Overall, the team is feeling positive and motivated. Most members are in a good working rhythm, though there were some temporary setbacks: one of our frontend developers was sick, and our ML developer is just recovering after being unwell. Other team members are currently facing multiple academic deadlines, which added some pressure during the sprint.

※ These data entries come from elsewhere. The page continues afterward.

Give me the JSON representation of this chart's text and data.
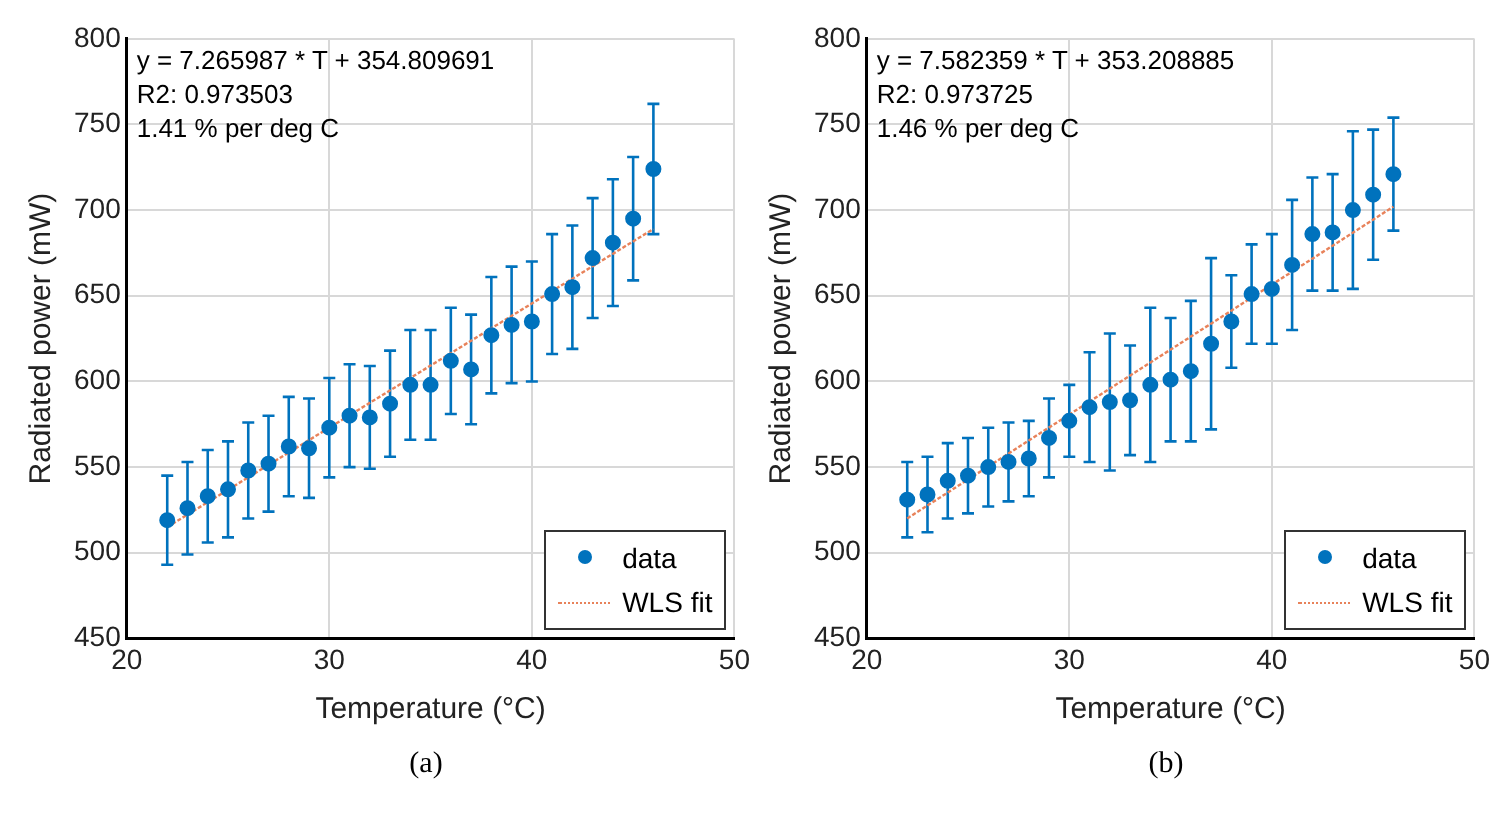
{
  "chart_data": [
    {
      "type": "scatter",
      "title": "(a)",
      "xlabel": "Temperature (°C)",
      "ylabel": "Radiated power (mW)",
      "annotations": [
        "y = 7.265987 * T + 354.809691",
        "R2: 0.973503",
        "1.41 % per deg C"
      ],
      "xlim": [
        20,
        50
      ],
      "xticks": [
        20,
        30,
        40,
        50
      ],
      "ylim": [
        450,
        800
      ],
      "yticks": [
        450,
        500,
        550,
        600,
        650,
        700,
        750,
        800
      ],
      "grid": true,
      "legend": "bottom right",
      "series": [
        {
          "name": "data",
          "type": "scatter",
          "marker": "circle",
          "color": "#0072bd",
          "x": [
            22,
            23,
            24,
            25,
            26,
            27,
            28,
            29,
            30,
            31,
            32,
            33,
            34,
            35,
            36,
            37,
            38,
            39,
            40,
            41,
            42,
            43,
            44,
            45,
            46
          ],
          "values": [
            519,
            526,
            533,
            537,
            548,
            552,
            562,
            561,
            573,
            580,
            579,
            587,
            598,
            598,
            612,
            607,
            627,
            633,
            635,
            651,
            655,
            672,
            681,
            695,
            724
          ],
          "errors": [
            26,
            27,
            27,
            28,
            28,
            28,
            29,
            29,
            29,
            30,
            30,
            31,
            32,
            32,
            31,
            32,
            34,
            34,
            35,
            35,
            36,
            35,
            37,
            36,
            38
          ]
        },
        {
          "name": "WLS fit",
          "type": "line",
          "marker": "none",
          "line_style": "dotted",
          "color": "#e8825a",
          "x": [
            22,
            46
          ],
          "values": [
            515,
            689
          ]
        }
      ]
    },
    {
      "type": "scatter",
      "title": "(b)",
      "xlabel": "Temperature (°C)",
      "ylabel": "Radiated power (mW)",
      "annotations": [
        "y = 7.582359 * T + 353.208885",
        "R2: 0.973725",
        "1.46 % per deg C"
      ],
      "xlim": [
        20,
        50
      ],
      "xticks": [
        20,
        30,
        40,
        50
      ],
      "ylim": [
        450,
        800
      ],
      "yticks": [
        450,
        500,
        550,
        600,
        650,
        700,
        750,
        800
      ],
      "grid": true,
      "legend": "bottom right",
      "series": [
        {
          "name": "data",
          "type": "scatter",
          "marker": "circle",
          "color": "#0072bd",
          "x": [
            22,
            23,
            24,
            25,
            26,
            27,
            28,
            29,
            30,
            31,
            32,
            33,
            34,
            35,
            36,
            37,
            38,
            39,
            40,
            41,
            42,
            43,
            44,
            45,
            46
          ],
          "values": [
            531,
            534,
            542,
            545,
            550,
            553,
            555,
            567,
            577,
            585,
            588,
            589,
            598,
            601,
            606,
            622,
            635,
            651,
            654,
            668,
            686,
            687,
            700,
            709,
            721
          ],
          "errors": [
            22,
            22,
            22,
            22,
            23,
            23,
            22,
            23,
            21,
            32,
            40,
            32,
            45,
            36,
            41,
            50,
            27,
            29,
            32,
            38,
            33,
            34,
            46,
            38,
            33
          ]
        },
        {
          "name": "WLS fit",
          "type": "line",
          "marker": "none",
          "line_style": "dotted",
          "color": "#e8825a",
          "x": [
            22,
            46
          ],
          "values": [
            520,
            702
          ]
        }
      ]
    }
  ]
}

Despite that, we made a strong effort to complete as much work as possible. To lift the mood after a not-so-smooth MVP demo, we had a relaxed team meeting with tea and sweets kindly brought by Liza — it helped us reset and support each other.

Weekly commitments #

Individual contribution of each participant #

Team memberContributionJira tasks
Diana MInnakhmetova (Lead)Held 3 meetings, made design improvements, analyzed meetings with stakeholders, managed improvements in team workTS-176, TS-170, TS-171, TS-172
Danis SharafievImplement basic model validation/testing, Define a set of metrics, research algorithms to improve tag-based, Create a tool to calculate metrics (all info in ML paragraph)TS-146, TS-156, TS-163. TS-165
Daria AlexandrovaUnit tests, make it possible to go back to the home page from the project creation page, fixing problems from the previous week
(She was sick for 4 days of the sprint)TS-167, TS-175, TS-174. PR-54, PR-55, PR-56
Stepan DementevUpdated security filtering, Added sample tests for Liza, Initialized CI/CD + prepared nginx on remote machine for deployment, Created template for tests in CI, Released new resume service + bugfixingTS-110, TS-115, TS-116, TS-173, TS-161, TS-147, TS-153, TS-162, TS-154, TS-160
Elizaveta ZagurskihAdded custom logging to backend services ( PR-43, PR-52), implemented integrated and unit tests for resume service ( PR-53), refactored the auth service registration to delegate all user creation to the Resume service via HTTP calls ( PR-43)TS-159, TS-166, TS-113, TS-112
Kamilya ShakirovaFix methods in DB class, Fix redis in models( all info in ML paragraph)TS-108, TS-109

Plan for Next Week #

Backend #

  • Complete logic for applications for project owners in Projects service
  • Add tests
  • Release recommendation service

Design #

  • “Student dashboard” page
  • “Onboarding” page
  • “Notification” page
  • “Favorite projects” page

Frontend #

  • “My projects” page
  • “My responces” page
  • Applying for project
  • Decline/Approve project request
  • “Favorite projects” page
  • “Student dashboard” page

ML #

  • Optimization of Docker containers
  • Replacing FAISS with Qdrant for vector search
  • Integrating Airflow and Postgres into the main database
  • Adding caching for description-based recommendations
  • Implementing the researched algorithm for tag-based recommendations
  • Creating a new module in the recommendation system for role-based matching
  • Adding a basic search system to the platform

Confirmation of the code’s operability #

We confirm that the code in the main branch:

  • In working condition.
  • Run via docker-compose (or another alternative described in the README.md).